During the quarter, the company expanded its services by introducing an object storage platform designed to compete more directly with hyperscale providers such as Amazon Web Services.
Management also increased an existing credit facility to $2.5 billion from $1.5 billion, bolstering financial flexibility as infrastructure spending accelerates.
Despite its growth trajectory, total debt reached $21.37 billion as of December 31, underscoring the capital-intensive nature of AI cloud expansion.
Market Context And Investor Sentiment
The stock had gained 36 percent year to date entering the earnings release, significantly outperforming the iShares Expanded Tech-Software Sector Exchange-Traded Fund, which declined nearly 22 percent over the same period.

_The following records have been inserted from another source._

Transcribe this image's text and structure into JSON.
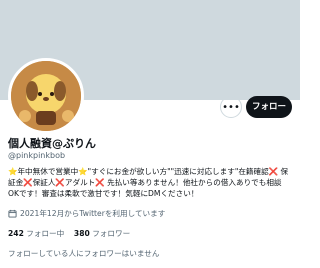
{
  "profile": {
    "display_name": "個人融資@ぷりん",
    "handle": "@pinkpinkbob",
    "bio": "⭐年中無休で営業中⭐\"すぐにお金が欲しい方\"\"迅速に対応します\"在籍確認❌ 保証金❌保証人❌アダルト❌ 先払い等ありません！他社からの借入ありでも相談OKです！審査は柔軟で激甘です！気軽にDMください！",
    "joined": "2021年12月からTwitterを利用しています",
    "following_count": "242",
    "following_label": "フォロー中",
    "followers_count": "380",
    "followers_label": "フォロワー",
    "mutual_followers_note": "フォローしている人にフォロワーはいません"
  },
  "actions": {
    "follow_label": "フォロー",
    "more_icon": "ellipsis-icon"
  },
  "icons": {
    "calendar": "calendar-icon"
  }
}
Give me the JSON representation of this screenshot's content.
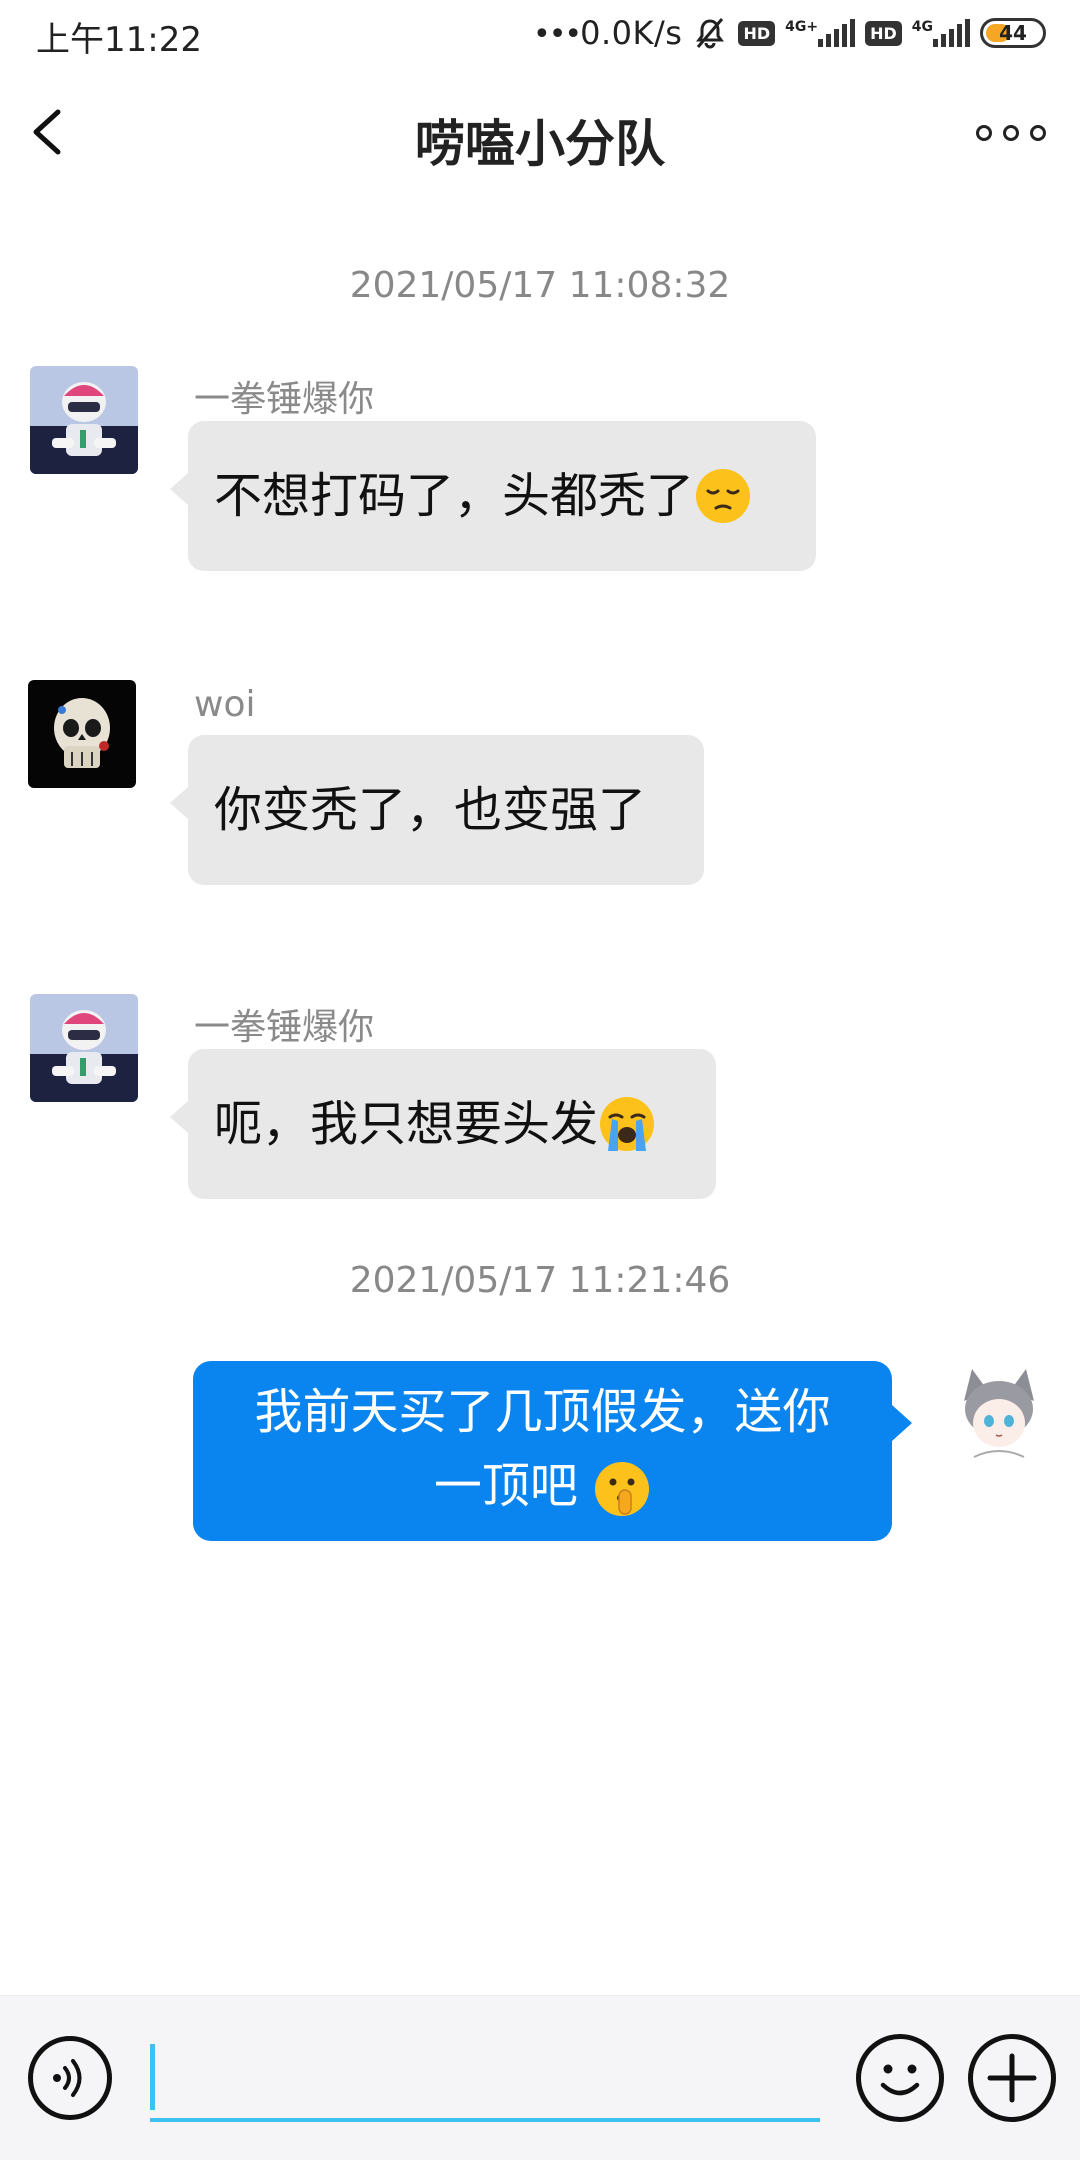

Recent volatility across AI-related equities, partly driven by developments from Anthropic, has heightened investor sensitivity to earnings quality and balance sheet strength.
Executives are scheduled to discuss forward guidance and strategic priorities during a conference call beginning at 5 p.m. Eastern Time, where investors will seek clarity on profitability pathways.
The results illustrate the delicate balance between extraordinary top-line expansion and sustainable earnings delivery within one of the fastest-growing segments of the technology sector.